- Interactive map of the Doha Tower area
- Alternative names: Doha High Rise Office Building, Burj Doha, Burj Qatar

General information
- Status: Completed
- Type: Commercial offices
- Location: Corniche Street, West Bay Doha, Qatar
- Coordinates: 25°19′3.10″N 51°31′41.93″E﻿ / ﻿25.3175278°N 51.5283139°E
- Construction started: 2005
- Completed: 2012
- Cost: Qatari Riyal 455 million US$125 million)
- Owner: Sheikh Saud bin Muhammed Al Thani
- Operator: Hamad Bin Saoud Group

Height
- Architectural: 238 m (780.8 ft)

Technical details
- Material: Concrete / Steel
- Floor count: 46 3 below ground
- Floor area: 110,000 m^{2} (1,184,000 sq ft)
- Lifts/elevators: 23 elevators

Design and construction
- Architect: Jean Nouvel
- Architecture firm: Consulting Engineering Group
- Structural engineer: Terrell Group
- Main contractor: China State Construction Engineering Corporation

Website
- burjdoha.qa

= Doha Tower =

Doha Tower, also known as Burj Doha (برج الدوحة), and previously named as Burj Qatar and Doha High Rise Office Building, is a high rise tower in West Bay, Doha, Qatar. On October 18, 2012, the building received the CTBUH Skyscraper Award for the Best Tall Building Worldwide from the CTBUH. The $125-million office building, designed by French architect Jean Nouvel, has a height of 238 m, with 46 stories.

In 2004 the project was first named as the Doha High Rise Office Building and after completion of construction in 2012 was branded as Burj Doha by the owner, H. E. Sheikh Saud bin Muhammed Al Thani.
The public has noted the building's "phallic form", suggestive of what Nouvel calls a "fully assumed virility." After the people called it informally the Burj Qatar, the Government of Qatar renamed it officially the Doha Tower.

The Doha Tower comprises 46 floors above ground, three floors below ground and a total gross floor area of approximately 110,000 m^{2}. It has no central core, leaving more internal space available to its occupants. The design is unique, the first skyscraper with internal reinforced concrete diagrid columns, which form a cross (X) shape that connects with the eye-catching cylindrical facade. The design expresses the local culture, connecting the very modern with ancient Islamic designs (Mashrabiya). Islamic screens were designed to shade the building from high temperatures as well as the unpleasant sand residue found on glass throughout the region. The building is designed to hold offices for businesses wishing to operate in the diverse business district of West Bay.

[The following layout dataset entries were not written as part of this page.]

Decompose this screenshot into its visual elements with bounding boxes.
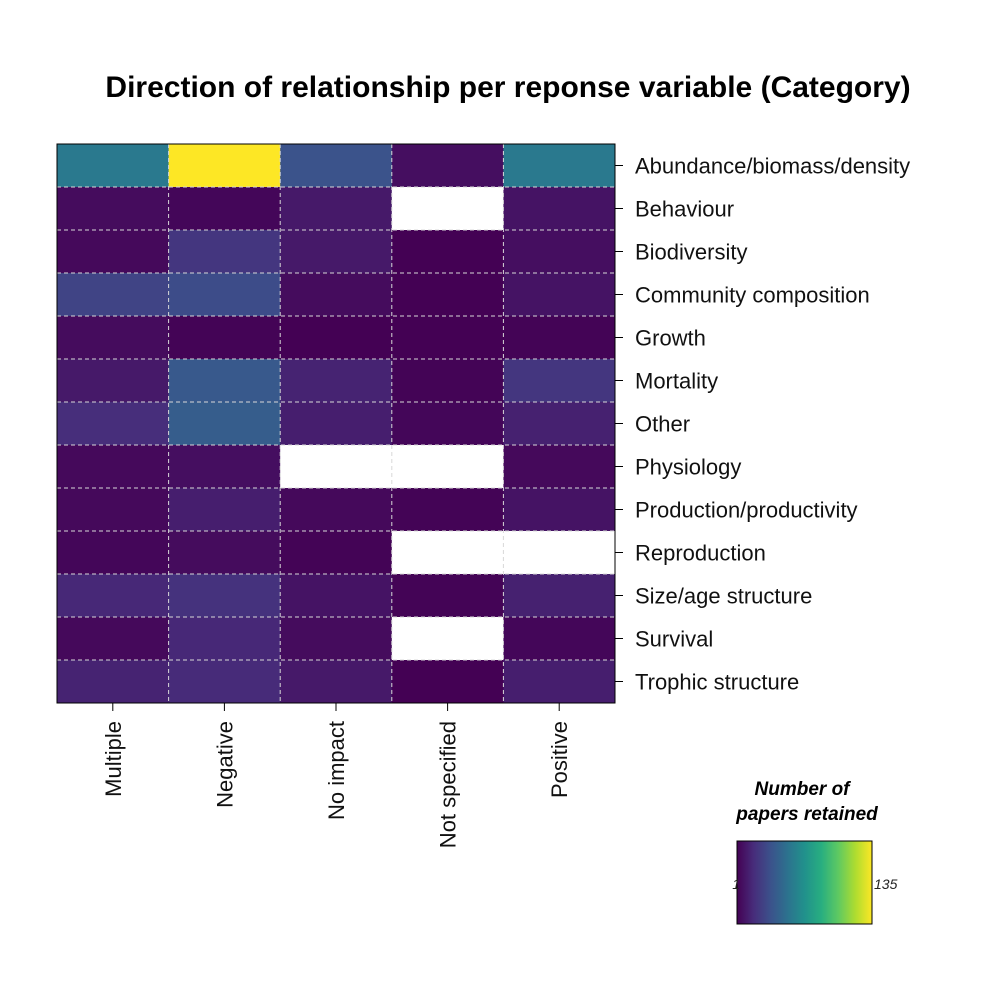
row-label: Physiology [635, 455, 741, 480]
heatmap-cell [57, 574, 170, 618]
heatmap-cell [503, 359, 616, 403]
heatmap-cell [391, 273, 504, 317]
heatmap-cell [391, 359, 504, 403]
column-label: Multiple [101, 721, 126, 797]
heatmap-cell [57, 273, 170, 317]
heatmap-cell [57, 488, 170, 532]
heatmap-cell [57, 230, 170, 274]
heatmap-cell [503, 273, 616, 317]
legend-title-line1: Number of [755, 779, 852, 800]
heatmap-cell [503, 660, 616, 704]
heatmap-cell [391, 230, 504, 274]
heatmap-cell [168, 273, 281, 317]
row-label: Trophic structure [635, 670, 799, 695]
heatmap-cell [391, 187, 504, 231]
heatmap-cell [391, 531, 504, 575]
heatmap-cell [168, 531, 281, 575]
legend-title-line2: papers retained [735, 804, 878, 825]
heatmap-cell [57, 660, 170, 704]
column-label: Negative [212, 721, 237, 808]
heatmap-cell [168, 617, 281, 661]
heatmap-cell [168, 316, 281, 360]
column-axis: Multiple Negative No impact Not specified Po… [101, 703, 572, 848]
heatmap-cell [168, 402, 281, 446]
heatmap-cell [503, 445, 616, 489]
column-label: Positive [547, 721, 572, 798]
row-label: Abundance/biomass/density [635, 154, 910, 179]
heatmap-cell [168, 144, 281, 188]
heatmap-cell [391, 617, 504, 661]
heatmap-cell [280, 273, 393, 317]
row-axis: Abundance/biomass/density Behaviour Biodiv… [615, 154, 910, 695]
heatmap-cell [57, 617, 170, 661]
heatmap-cell [280, 531, 393, 575]
heatmap-cell [168, 187, 281, 231]
heatmap-cell [168, 488, 281, 532]
column-label: Not specified [436, 721, 461, 848]
legend-color-bar [736, 840, 873, 925]
heatmap-cell [280, 574, 393, 618]
heatmap-cell [280, 187, 393, 231]
heatmap-cell [391, 144, 504, 188]
row-label: Mortality [635, 369, 718, 394]
heatmap-cell [57, 316, 170, 360]
heatmap-cell [280, 660, 393, 704]
heatmap-cell [280, 488, 393, 532]
heatmap-cell [503, 316, 616, 360]
legend-max-label: 135 [874, 876, 898, 892]
heatmap-cell [280, 617, 393, 661]
heatmap-cell [57, 359, 170, 403]
row-label: Community composition [635, 283, 870, 308]
legend-min-label: 1 [732, 876, 740, 892]
heatmap-cell [503, 187, 616, 231]
heatmap-cell [503, 617, 616, 661]
heatmap-cell [503, 402, 616, 446]
heatmap-cell [391, 574, 504, 618]
heatmap-gridlines [57, 144, 615, 703]
heatmap-cell [168, 359, 281, 403]
heatmap-cell [391, 316, 504, 360]
heatmap-cell [168, 574, 281, 618]
heatmap-cells [57, 144, 616, 704]
heatmap-cell [57, 531, 170, 575]
row-label: Survival [635, 627, 713, 652]
heatmap-cell [503, 531, 616, 575]
heatmap-cell [168, 230, 281, 274]
row-label: Biodiversity [635, 240, 747, 265]
heatmap-cell [391, 402, 504, 446]
heatmap-cell [391, 488, 504, 532]
heatmap-cell [168, 660, 281, 704]
heatmap-cell [503, 230, 616, 274]
heatmap-cell [503, 574, 616, 618]
heatmap-cell [57, 187, 170, 231]
heatmap-cell [280, 144, 393, 188]
color-legend: Number of papers retained 1 135 [732, 779, 898, 925]
heatmap-cell [503, 488, 616, 532]
row-label: Production/productivity [635, 498, 858, 523]
heatmap-cell [57, 144, 170, 188]
heatmap-cell [280, 316, 393, 360]
row-label: Other [635, 412, 690, 437]
row-label: Growth [635, 326, 706, 351]
heatmap-cell [57, 445, 170, 489]
heatmap-cell [503, 144, 616, 188]
column-label: No impact [324, 721, 349, 820]
heatmap-cell [391, 660, 504, 704]
heatmap-cell [280, 230, 393, 274]
heatmap-cell [280, 445, 393, 489]
heatmap-cell [57, 402, 170, 446]
heatmap-cell [391, 445, 504, 489]
row-label: Size/age structure [635, 584, 812, 609]
row-label: Reproduction [635, 541, 766, 566]
row-label: Behaviour [635, 197, 734, 222]
chart-title: Direction of relationship per reponse va… [105, 71, 910, 104]
heatmap-cell [280, 359, 393, 403]
heatmap-cell [280, 402, 393, 446]
heatmap-cell [168, 445, 281, 489]
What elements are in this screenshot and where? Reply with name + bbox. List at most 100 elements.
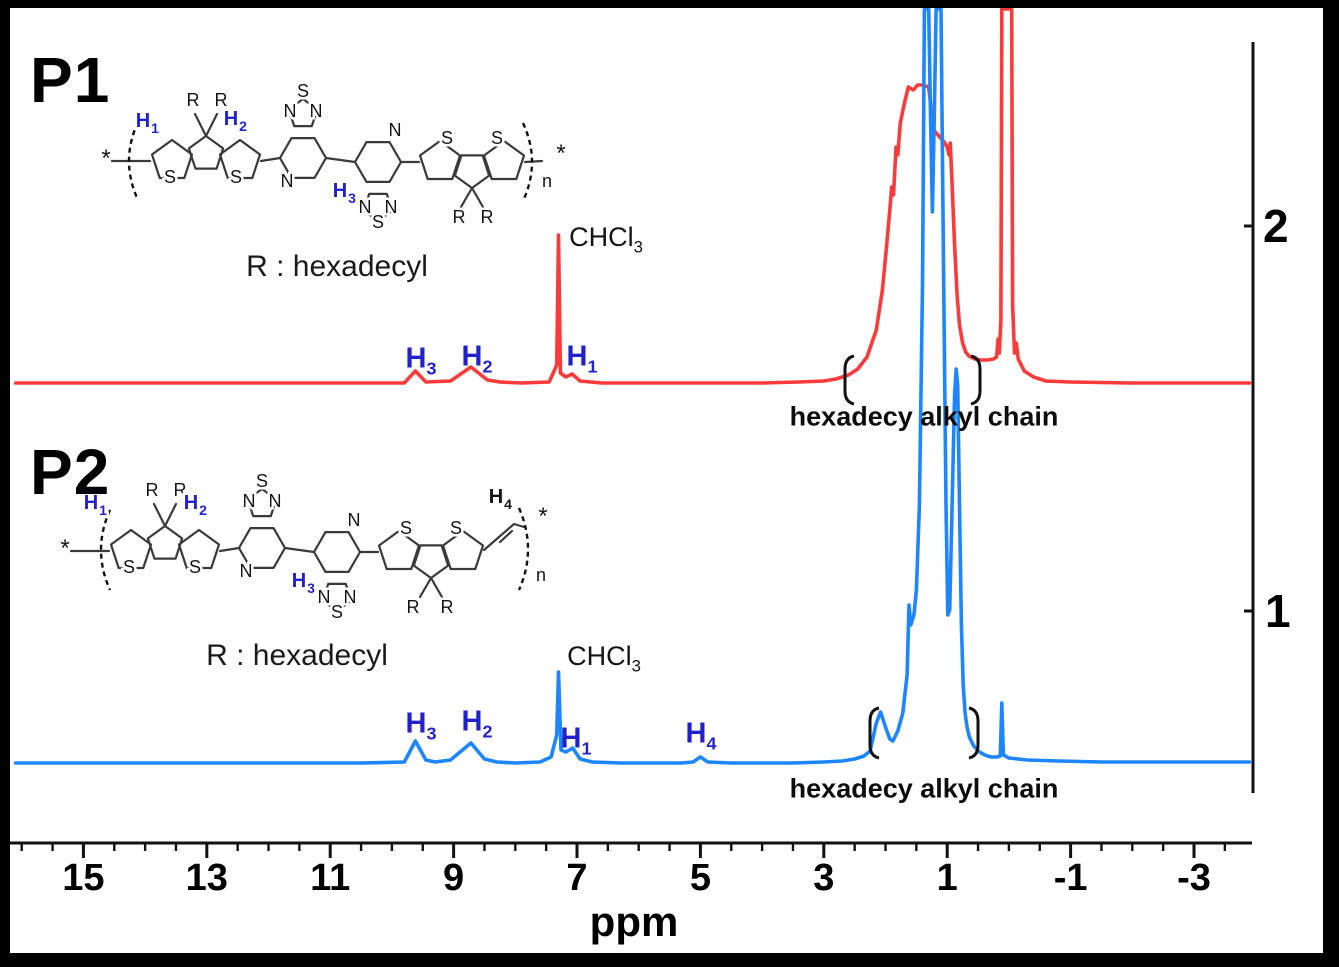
bracket-close-p2 xyxy=(968,706,980,760)
r-group-label: R xyxy=(441,597,454,617)
structure-ring-p2 xyxy=(377,529,421,571)
peak-label-h1-p2: H1 xyxy=(560,722,592,759)
structure-bond-p2 xyxy=(497,522,516,539)
peak-label-chcl3-p1: CHCl3 xyxy=(569,221,643,257)
structure-bond-p1 xyxy=(324,156,357,164)
p2-r-group-note: R : hexadecyl xyxy=(206,639,388,672)
structure-bond-p1 xyxy=(459,186,474,209)
atom-label-n: N xyxy=(348,510,361,530)
atom-label-n: N xyxy=(284,101,297,121)
peak-label-subscript: 4 xyxy=(706,733,717,754)
x-tick-label-7: 7 xyxy=(566,857,588,899)
structure-h-subscript-p2: 2 xyxy=(199,502,207,518)
atom-label-n: N xyxy=(359,197,372,217)
structure-ring-p2 xyxy=(177,528,221,570)
atom-label-n: N xyxy=(281,171,294,191)
peak-label-subscript: 3 xyxy=(633,237,643,257)
structure-bond-p1 xyxy=(204,112,219,138)
atom-label-s: S xyxy=(256,471,268,491)
atom-label-n: N xyxy=(385,197,398,217)
peak-label-subscript: 1 xyxy=(581,738,592,759)
structure-h-label-p1: H xyxy=(136,110,150,132)
atom-label-n: N xyxy=(240,561,253,581)
structure-bond-p2 xyxy=(163,502,178,528)
atom-label-s: S xyxy=(441,128,453,148)
structure-ring-p2 xyxy=(146,524,184,560)
structure-ring-p2 xyxy=(109,528,153,570)
peak-label-base: H xyxy=(685,717,707,750)
spectrum-trace-p2 xyxy=(13,7,1252,765)
peak-label-subscript: 3 xyxy=(426,358,437,379)
structure-ring-p1 xyxy=(362,192,394,223)
r-group-label: R xyxy=(407,597,420,617)
structure-ring-p1 xyxy=(287,97,319,128)
peak-label-base: H xyxy=(461,705,483,738)
r-group-label: R xyxy=(187,90,200,110)
structure-h-label-p2: H xyxy=(489,486,503,508)
p1-alkyl-chain-annotation: hexadecy alkyl chain xyxy=(789,401,1059,432)
structure-bond-p1 xyxy=(259,156,282,163)
polymer-endcap-asterisk: * xyxy=(101,145,110,172)
atom-label-s: S xyxy=(400,518,412,538)
x-tick-label-13: 13 xyxy=(185,857,228,899)
peak-label-h4-p2: H4 xyxy=(685,717,717,754)
structure-ring-p2 xyxy=(312,530,362,574)
atom-label-s: S xyxy=(297,81,309,101)
atom-label-s: S xyxy=(491,128,503,148)
structure-bond-p2 xyxy=(512,522,526,529)
structure-ring-p2 xyxy=(441,529,485,571)
peak-label-subscript: 3 xyxy=(631,656,641,676)
structure-ring-p1 xyxy=(482,139,526,181)
peak-label-subscript: 1 xyxy=(587,356,598,377)
structure-h-subscript-p2: 3 xyxy=(307,580,315,596)
structure-ring-p2 xyxy=(321,582,353,613)
r-group-label: R xyxy=(453,207,466,227)
peak-label-base: CHCl xyxy=(567,640,632,671)
structure-bond-p1 xyxy=(523,159,544,164)
peak-label-subscript: 2 xyxy=(482,721,493,742)
peak-label-base: H xyxy=(560,722,582,755)
atom-label-s: S xyxy=(123,557,135,577)
structure-ring-p1 xyxy=(218,138,262,180)
structure-bond-p2 xyxy=(498,529,514,544)
atom-label-s: S xyxy=(189,557,201,577)
structure-ring-p1 xyxy=(418,139,462,181)
peak-label-subscript: 3 xyxy=(426,723,437,744)
r-group-label: R xyxy=(174,480,187,500)
structure-paren-p1 xyxy=(127,121,140,201)
right-axis-label-2: 2 xyxy=(1263,200,1289,252)
structure-h-subscript-p1: 2 xyxy=(239,118,247,134)
structure-bond-p2 xyxy=(218,546,241,553)
x-tick-label-1: 1 xyxy=(936,857,958,899)
bracket-close-p1 xyxy=(970,354,982,406)
x-tick-label-9: 9 xyxy=(443,857,465,899)
structure-ring-p2 xyxy=(412,544,450,580)
peak-label-base: CHCl xyxy=(569,221,634,252)
polymer-p2-title: P2 xyxy=(30,436,111,508)
peak-label-base: H xyxy=(461,340,483,373)
structure-h-label-p1: H xyxy=(333,180,347,202)
right-axis-label-1: 1 xyxy=(1265,585,1291,637)
structure-bond-p2 xyxy=(429,576,444,599)
atom-label-n: N xyxy=(310,101,323,121)
structure-bond-p2 xyxy=(418,576,433,599)
peak-label-h2-p1: H2 xyxy=(461,340,493,375)
structure-h-label-p2: H xyxy=(292,570,306,592)
bracket-open-p1 xyxy=(843,354,855,406)
bracket-open-p2 xyxy=(868,706,880,760)
structure-paren-p1 xyxy=(521,122,534,202)
atom-label-n: N xyxy=(389,120,402,140)
x-tick-label--3: -3 xyxy=(1177,857,1211,899)
atom-label-s: S xyxy=(450,518,462,538)
polymer-endcap-asterisk: * xyxy=(538,503,547,530)
structure-ring-p1 xyxy=(150,138,194,180)
peak-label-h1-p1: H1 xyxy=(567,342,598,377)
peak-label-h3-p2: H3 xyxy=(406,709,437,744)
structure-paren-p2 xyxy=(99,509,112,591)
atom-label-s: S xyxy=(230,167,242,187)
x-tick-label--1: -1 xyxy=(1053,857,1088,899)
polymer-endcap-asterisk: * xyxy=(60,535,69,562)
peak-label-base: H xyxy=(405,342,427,375)
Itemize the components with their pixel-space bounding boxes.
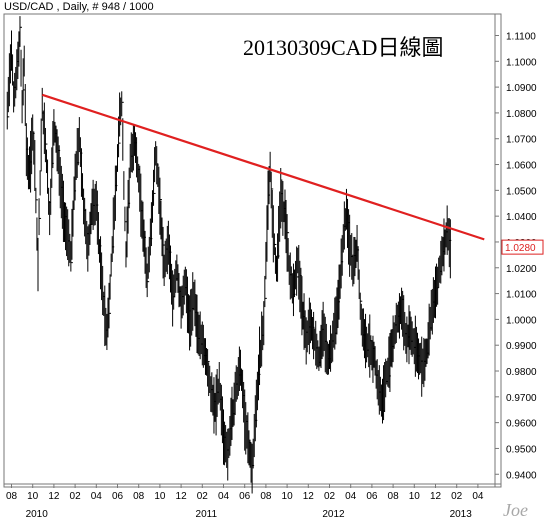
y-axis-tick-label: 1.0400 <box>506 212 537 223</box>
x-axis-year-label: 2011 <box>196 509 218 520</box>
y-axis-tick-label: 0.9600 <box>506 419 537 430</box>
x-axis-tick-label: 02 <box>451 491 463 502</box>
x-axis-tick-label: 10 <box>27 491 39 502</box>
y-axis-tick-label: 0.9700 <box>506 393 537 404</box>
x-axis-tick-label: 04 <box>472 491 484 502</box>
x-axis-tick-label: 10 <box>409 491 421 502</box>
last-price-box <box>501 239 544 255</box>
y-axis-tick-label: 0.9800 <box>506 367 537 378</box>
x-axis-tick-label: 12 <box>430 491 442 502</box>
x-axis-tick-label: 12 <box>48 491 60 502</box>
x-axis-tick-label: 08 <box>133 491 145 502</box>
x-axis-tick-label: 06 <box>112 491 124 502</box>
y-axis-tick-label: 1.0200 <box>506 264 537 275</box>
x-axis-year-label: 2010 <box>26 509 49 520</box>
x-axis-tick-label: 08 <box>260 491 272 502</box>
x-axis-tick-label: 06 <box>239 491 251 502</box>
y-axis-tick-label: 1.0500 <box>506 186 537 197</box>
author-signature: Joe <box>503 500 528 520</box>
y-axis-tick-label: 1.0800 <box>506 109 537 120</box>
x-axis-tick-label: 04 <box>345 491 357 502</box>
chart-title: 20130309CAD日線圖 <box>243 35 444 60</box>
x-axis-tick-label: 06 <box>366 491 378 502</box>
x-axis-tick-label: 12 <box>303 491 315 502</box>
x-axis-tick-label: 10 <box>282 491 294 502</box>
y-axis-tick-label: 0.9400 <box>506 470 537 481</box>
x-axis-tick-label: 08 <box>6 491 18 502</box>
y-axis-tick-label: 1.0600 <box>506 161 537 172</box>
y-axis-tick-label: 1.0700 <box>506 135 537 146</box>
plot-frame <box>3 13 502 488</box>
y-axis-tick-label: 1.0100 <box>506 290 537 301</box>
x-axis-tick-label: 02 <box>197 491 209 502</box>
x-axis-year-label: 2012 <box>322 509 345 520</box>
x-axis-tick-label: 02 <box>324 491 336 502</box>
chart-header: USD/CAD , Daily, # 948 / 1000 <box>4 1 154 13</box>
y-axis-tick-label: 0.9500 <box>506 444 537 455</box>
x-axis-tick-label: 04 <box>218 491 230 502</box>
y-axis-tick-label: 1.1100 <box>506 31 536 42</box>
y-axis-tick-label: 1.1000 <box>506 57 537 68</box>
x-axis-tick-label: 08 <box>388 491 400 502</box>
x-axis-tick-label: 04 <box>91 491 103 502</box>
y-axis-tick-label: 1.0900 <box>506 83 537 94</box>
x-axis-tick-label: 02 <box>70 491 82 502</box>
y-axis-tick-label: 0.9900 <box>506 341 537 352</box>
y-axis-tick-label: 1.0000 <box>506 315 537 326</box>
resistance-trendline <box>41 93 485 241</box>
last-price-label: 1.0280 <box>505 243 536 254</box>
x-axis-tick-label: 10 <box>154 491 166 502</box>
x-axis-year-label: 2013 <box>450 509 473 520</box>
x-axis-tick-label: 12 <box>176 491 188 502</box>
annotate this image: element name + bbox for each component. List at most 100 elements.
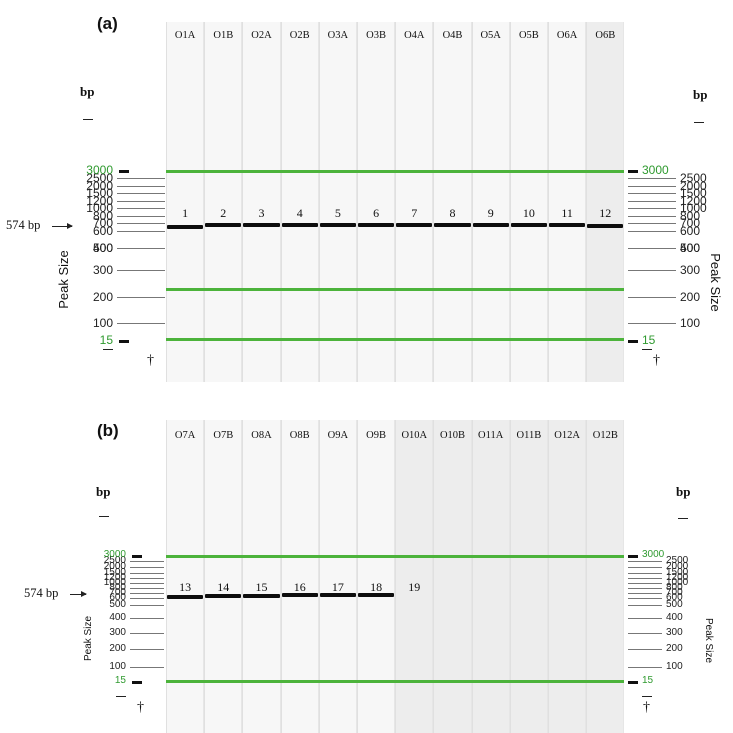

The Doha Tower was owned by Sheikh Saud bin Muhammed Al Thani and managed by Hamad Bin Saoud Group. It is currently the seventh tallest building in Doha.

== Features ==
The $125 million building, designed by French architect Jean Nouvel, has a height of 238 m, with 46 stories. The service core is slightly off-center to maximize interior space and flexibility of use. This was also achieved by providing diagrid columns of reinforced concrete set in the shape of a cross.

Its cylindrical shape is reminiscent of Nouvel's Torre Glòries office building in Barcelona, which served as conceptual inspiration for the Doha Tower. Unlike the Barcelona building, The Doha Tower's façade was designed for local conditions: the brise soleil was "constructed of multi-layered patterns invoking ancient Islamic screens designed to shade buildings from the sun."

The German Lindner Group provided the NORTEC raised access floor system for the tower. The floor panels, consisting of calcium sulphate, feature unique dimensions of 500 x 500 mm and are applied with a special scratch-resistant covering made of galvanised steel sheets. The covering is an exclusive design by Lindner. The pinnacle of the cylindrical building, which has a base of 45 m in diameter, is crowned by a dome.

== Awards and recognition ==

Doha Tower in West Bay skyline at dusk

The Chicago-based Council on Tall Buildings and Urban Habitat named it the best tall building in the Middle East and North Africa in 2012, citing the way the cylindrical building uses "ancient Islamic patterns" in its design.

At the fifth annual Middle East Architect Awards 2012, the tower received the "Overall Project of the Year" award. On this occasion, Jean Nouvel was presented with a specially-made scale model of the tower.